Net fees in the United Kingdom & Ireland decreased by 17%. Temp (58% of UK&I fees) fees decreased by 13%, with Perm slowing through the quarter and down 21%. The Private sector (64% of UK&I fees) declined by 21%, with the Public sector down 6%.

Most regions traded broadly in line with the overall UK&I business, apart from the Midlands and North of England, each down 10%, and Scotland, down 26%. Our largest region of London decreased by 21%, and in Ireland, our business decreased by 4%.

At the specialism level, our two largest UK&I businesses, Accountancy & Finance and Technology, decreased by 16% and 32% respectively. Construction & Property decreased by 11%, although Education fees were flat.

Consultant headcount decreased by 3% in the quarter and by 10% year-on-year.

 

Australia & New Zealand (12% of net fees)

Net fees in Australia & New Zealand fell by 20%. Temp, 65% of ANZ, decreased by 16%, with Perm slowing through the quarter and down 27%. Private sector fees, 59% of ANZ, decreased by 25%, with the Public sector down 13%.

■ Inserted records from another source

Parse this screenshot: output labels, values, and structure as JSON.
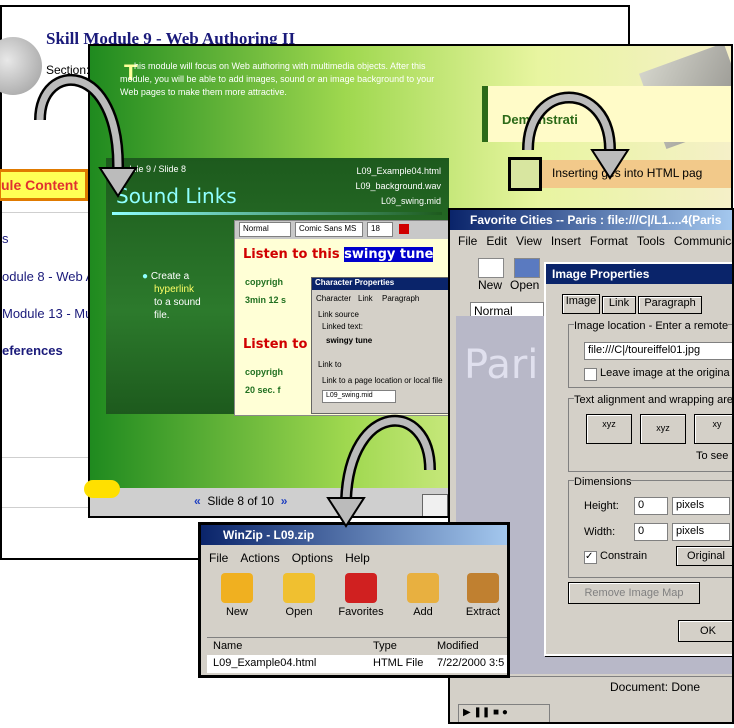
{
  "module_page": {
    "title": "Skill Module 9 - Web Authoring II",
    "section_label": "Section:",
    "module_content": "ule Content",
    "links": [
      "s",
      "odule 8 - Web Au",
      "Module 13 - Mu",
      "eferences"
    ]
  },
  "slide_page": {
    "intro_text": "his module will focus on Web authoring with multimedia objects. After this module, you will be able to add images, sound or an image background to your Web pages to make them more attractive.",
    "intro_initial": "T",
    "demo_heading": "Demonstrati",
    "insert_item": "Inserting ges into HTML pag",
    "slide": {
      "crumb": "Module 9 / Slide 8",
      "files": [
        "L09_Example04.html",
        "L09_background.wav",
        "L09_swing.mid"
      ],
      "title": "Sound Links",
      "bullet": [
        "Create a",
        "hyperlink",
        "to a sound",
        "file."
      ],
      "shot_line1": "Listen to this ",
      "shot_line1_hl": "swingy tune",
      "shot_line2": "Listen to",
      "shot_green": [
        "copyrigh",
        "3min 12 s",
        "copyrigh",
        "20 sec. f"
      ],
      "font_box": "Normal",
      "font_face": "Comic Sans MS",
      "font_size": "18",
      "char_props_title": "Character Properties",
      "char_tabs": [
        "Character",
        "Link",
        "Paragraph"
      ],
      "link_source": "Link source",
      "linked_text_label": "Linked text:",
      "linked_text": "swingy tune",
      "link_to": "Link to",
      "link_to_desc": "Link to a page location or local file",
      "link_value": "L09_swing.mid"
    },
    "slide_nav": "Slide 8 of 10"
  },
  "browser": {
    "title": "Favorite Cities -- Paris : file:///C|/L1....4(Paris",
    "menu": [
      "File",
      "Edit",
      "View",
      "Insert",
      "Format",
      "Tools",
      "Communica"
    ],
    "toolbar": [
      "New",
      "Open"
    ],
    "style_select": "Normal",
    "doc_text": "Pari",
    "status": "Document: Done"
  },
  "image_props": {
    "title": "Image Properties",
    "tabs": [
      "Image",
      "Link",
      "Paragraph"
    ],
    "location_label": "Image location - Enter a remote",
    "location_value": "file:///C|/toureiffel01.jpg",
    "leave_label": "Leave image at the origina",
    "align_label": "Text alignment and wrapping are",
    "align_options": [
      "xyz",
      "xyz",
      "xy"
    ],
    "to_see": "To see",
    "dimensions_label": "Dimensions",
    "height_label": "Height:",
    "height_value": "0",
    "width_label": "Width:",
    "width_value": "0",
    "unit": "pixels",
    "constrain_label": "Constrain",
    "original_btn": "Original",
    "remove_map_btn": "Remove Image Map",
    "ok_btn": "OK"
  },
  "winzip": {
    "title": "WinZip - L09.zip",
    "menu": [
      "File",
      "Actions",
      "Options",
      "Help"
    ],
    "tools": [
      "New",
      "Open",
      "Favorites",
      "Add",
      "Extract"
    ],
    "columns": [
      "Name",
      "Type",
      "Modified"
    ],
    "row": {
      "name": "L09_Example04.html",
      "type": "HTML File",
      "modified": "7/22/2000 3:5"
    }
  }
}
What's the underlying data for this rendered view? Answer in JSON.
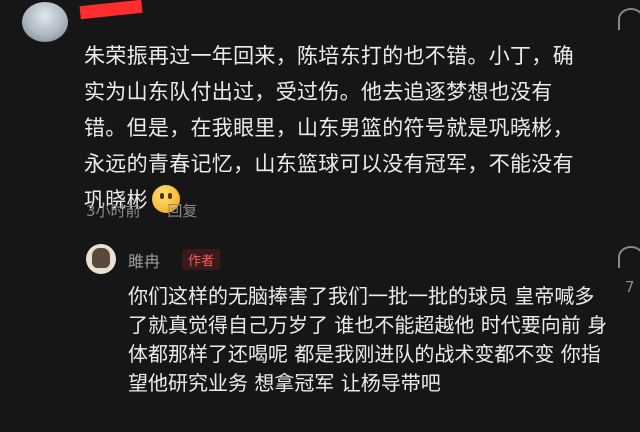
{
  "comment_main": {
    "text": "朱荣振再过一年回来，陈培东打的也不错。小丁，确实为山东队付出过，受过伤。他去追逐梦想也没有错。但是，在我眼里，山东男篮的符号就是巩晓彬，永远的青春记忆，山东篮球可以没有冠军，不能没有巩晓彬",
    "timestamp": "3小时前",
    "reply_label": "回复"
  },
  "reply": {
    "username": "雎冉",
    "badge": "作者",
    "text": "你们这样的无脑捧害了我们一批一批的球员 皇帝喊多了就真觉得自己万岁了 谁也不能超越他 时代要向前 身体都那样了还喝呢 都是我刚进队的战术变都不变 你指望他研究业务 想拿冠军 让杨导带吧",
    "like_count": "7"
  },
  "colors": {
    "background": "#161616",
    "text": "#ececec",
    "meta": "#8a8a8a",
    "author_badge": "#ff5a5a",
    "redaction": "#ff2d2d"
  },
  "icons": {
    "emoji": "laughing-face-emoji",
    "like": "heart-icon"
  }
}
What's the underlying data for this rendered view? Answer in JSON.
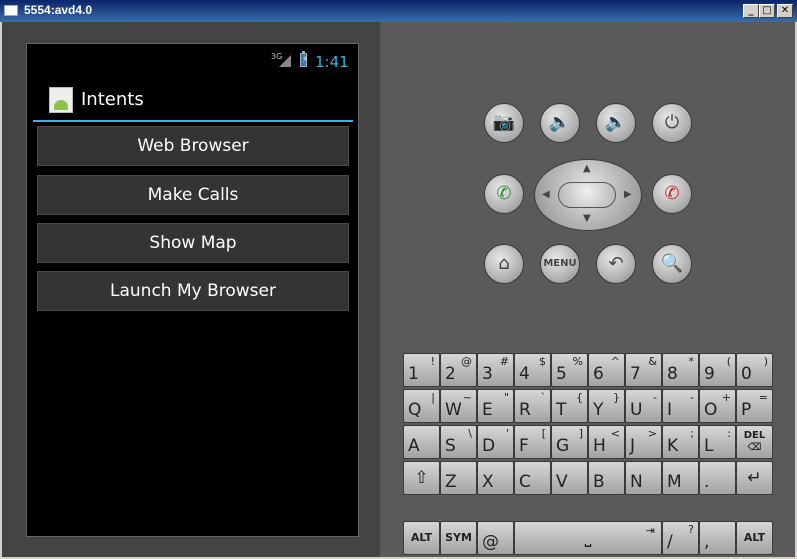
{
  "window": {
    "title": "5554:avd4.0",
    "min_label": "_",
    "max_label": "□",
    "close_label": "✕"
  },
  "status": {
    "network": "3G",
    "time": "1:41",
    "battery_bolt": "⚡"
  },
  "app": {
    "title": "Intents"
  },
  "buttons": [
    "Web Browser",
    "Make Calls",
    "Show Map",
    "Launch My Browser"
  ],
  "controls": {
    "camera_icon": "camera-icon",
    "camera": "📷",
    "vol_down": "🔉",
    "vol_up": "🔊",
    "power": "⏻",
    "call": "✆",
    "end_call": "✆",
    "home": "⌂",
    "menu": "MENU",
    "back": "↶",
    "search": "🔍",
    "dpad": {
      "up": "▲",
      "down": "▼",
      "left": "◀",
      "right": "▶"
    }
  },
  "keyboard": {
    "row1": [
      {
        "p": "1",
        "s": "!"
      },
      {
        "p": "2",
        "s": "@"
      },
      {
        "p": "3",
        "s": "#"
      },
      {
        "p": "4",
        "s": "$"
      },
      {
        "p": "5",
        "s": "%"
      },
      {
        "p": "6",
        "s": "^"
      },
      {
        "p": "7",
        "s": "&"
      },
      {
        "p": "8",
        "s": "*"
      },
      {
        "p": "9",
        "s": "("
      },
      {
        "p": "0",
        "s": ")"
      }
    ],
    "row2": [
      {
        "p": "Q",
        "s": "|"
      },
      {
        "p": "W",
        "s": "~"
      },
      {
        "p": "E",
        "s": "\""
      },
      {
        "p": "R",
        "s": "`"
      },
      {
        "p": "T",
        "s": "{"
      },
      {
        "p": "Y",
        "s": "}"
      },
      {
        "p": "U",
        "s": "-"
      },
      {
        "p": "I",
        "s": "-"
      },
      {
        "p": "O",
        "s": "+"
      },
      {
        "p": "P",
        "s": "="
      }
    ],
    "row3": [
      {
        "p": "A",
        "s": ""
      },
      {
        "p": "S",
        "s": "\\"
      },
      {
        "p": "D",
        "s": "'"
      },
      {
        "p": "F",
        "s": "["
      },
      {
        "p": "G",
        "s": "]"
      },
      {
        "p": "H",
        "s": "<"
      },
      {
        "p": "J",
        "s": ">"
      },
      {
        "p": "K",
        "s": ";"
      },
      {
        "p": "L",
        "s": ":"
      }
    ],
    "del": "DEL ⌫",
    "shift": "⇧",
    "row4": [
      {
        "p": "Z",
        "s": ""
      },
      {
        "p": "X",
        "s": ""
      },
      {
        "p": "C",
        "s": ""
      },
      {
        "p": "V",
        "s": ""
      },
      {
        "p": "B",
        "s": ""
      },
      {
        "p": "N",
        "s": ""
      },
      {
        "p": "M",
        "s": ""
      },
      {
        "p": ".",
        "s": ""
      }
    ],
    "enter": "↵",
    "alt": "ALT",
    "sym": "SYM",
    "at": "@",
    "space_glyph": "⎵",
    "tab_glyph": "⇥",
    "slash": {
      "p": "/",
      "s": "?"
    },
    "comma": ","
  }
}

Australia net fees decreased by 19%. Our largest regions of New South Wales and Victoria, which together represented 51% of Australia fees, decreased by 24% and 17% respectively. ACT and Western Australia fell by 21% and 14%, with Queensland down 12%.

At the ANZ specialism level, Construction & Property (19% of ANZ fees) decreased by 23%. Technology, our second largest specialism, fell by 19%, while Accountancy & Finance and HR decreased by 21% and 7% respectively.

New Zealand, 8% of ANZ net fees, decreased by 35%.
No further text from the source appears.